Originally posted by Maldwyn
Fangio's drive at the Nurburgring the year before was classic racing by all accounts.


A can of worms here, indeed. Funny thing, it's drives like Fangio's that I've thought of on Schumacher's greatest afternoons: that ability to string together what are basically 10/10ths qualifying laps when everyone else is in race mode- a performance that really has nothing to do with passing, as the other cars on the circuit become irrelevant.

Yeah, I've watched Arnoux vs. Villeneuve over and over, and that kind of stuff is entertaining, no argument. But it's not as inspiring as for example, DSJ's account of walking through the Karussell after the race and picking up the bits of concrete Fangio had chipped off the curbing, hitting the apex within an inch lap after lap after lap.

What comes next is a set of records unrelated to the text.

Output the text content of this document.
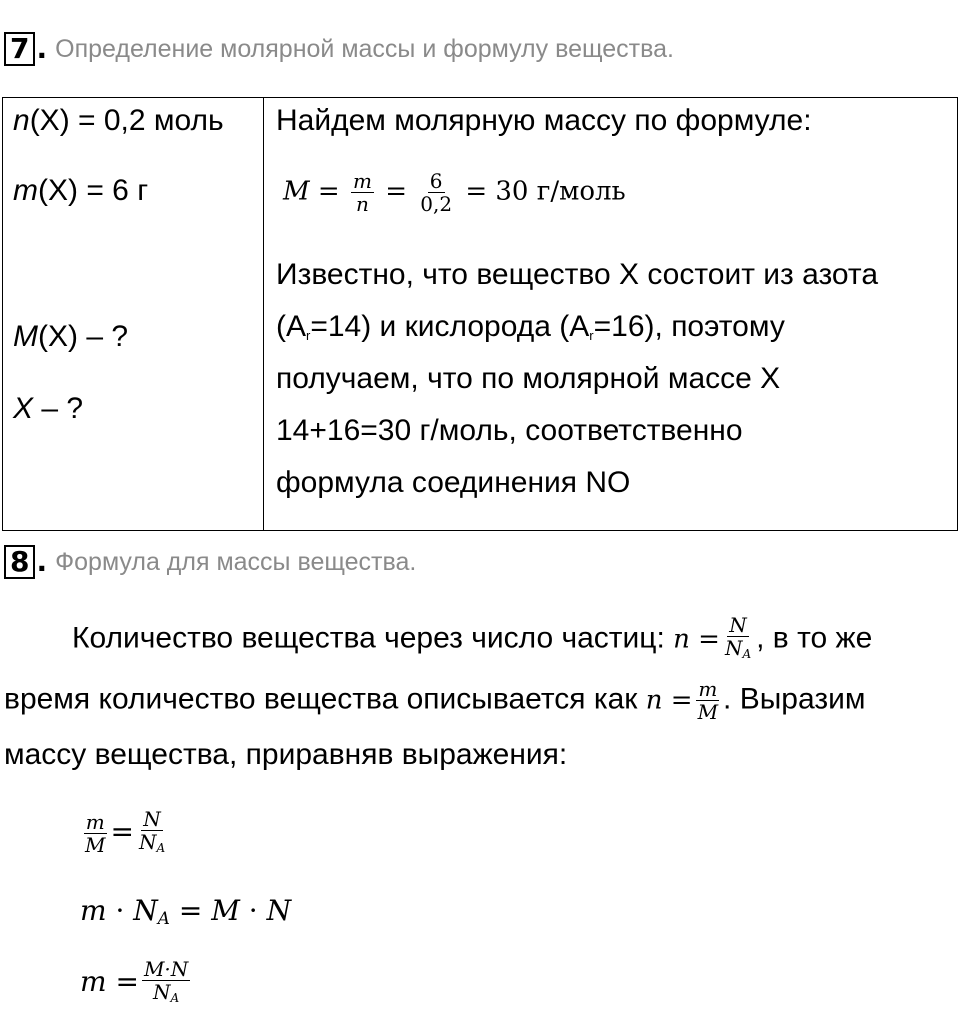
7 . Определение молярной массы и формулу вещества.
n(X) = 0,2 моль
m(X) = 6 г
M(X) – ?
X – ?
Найдем молярную массу по формуле:
$M = \frac{m}{n} = \frac{6}{0,2} = 30$ г/моль
Известно, что вещество X состоит из азота
(Ar=14) и кислорода (Ar=16), поэтому
получаем, что по молярной массе X
14+16=30 г/моль, соответственно
формула соединения NO
8 . Формула для массы вещества.
Количество вещества через число частиц: $n = \frac{N}{N_A}$ , в то же
время количество вещества описывается как $n = \frac{m}{M}$ . Выразим
массу вещества, приравняв выражения:
$\frac{m}{M} = \frac{N}{N_A}$
$m \cdot N_A = M \cdot N$
$m = \frac{M\cdot N}{N_A}$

I'm appalled to admit I actually agree with Mosely, that too much passing or scoring can cheapen the whole spectacle, whether it be Superbikes, NASCAR or the NBA- you can easily skip the whole event and just tune in for the last lap or the last five minutes.

But what the hell- maybe Sam Posey got it right last Sunday: if we really want a return to the on-track thrills of yesteryear, forget changing wings or those goofy tires, just make all the circuits half again as wide (sorry, Monaco). I would imagine a current Superbike at full lean with the rider hung off the saddle occupies about the same amount of circuit as a 1.5 liter GP car tracking around (remember, they didn't drift at that time). So rejoice- Indy and Sepang seem to be the current state of the art.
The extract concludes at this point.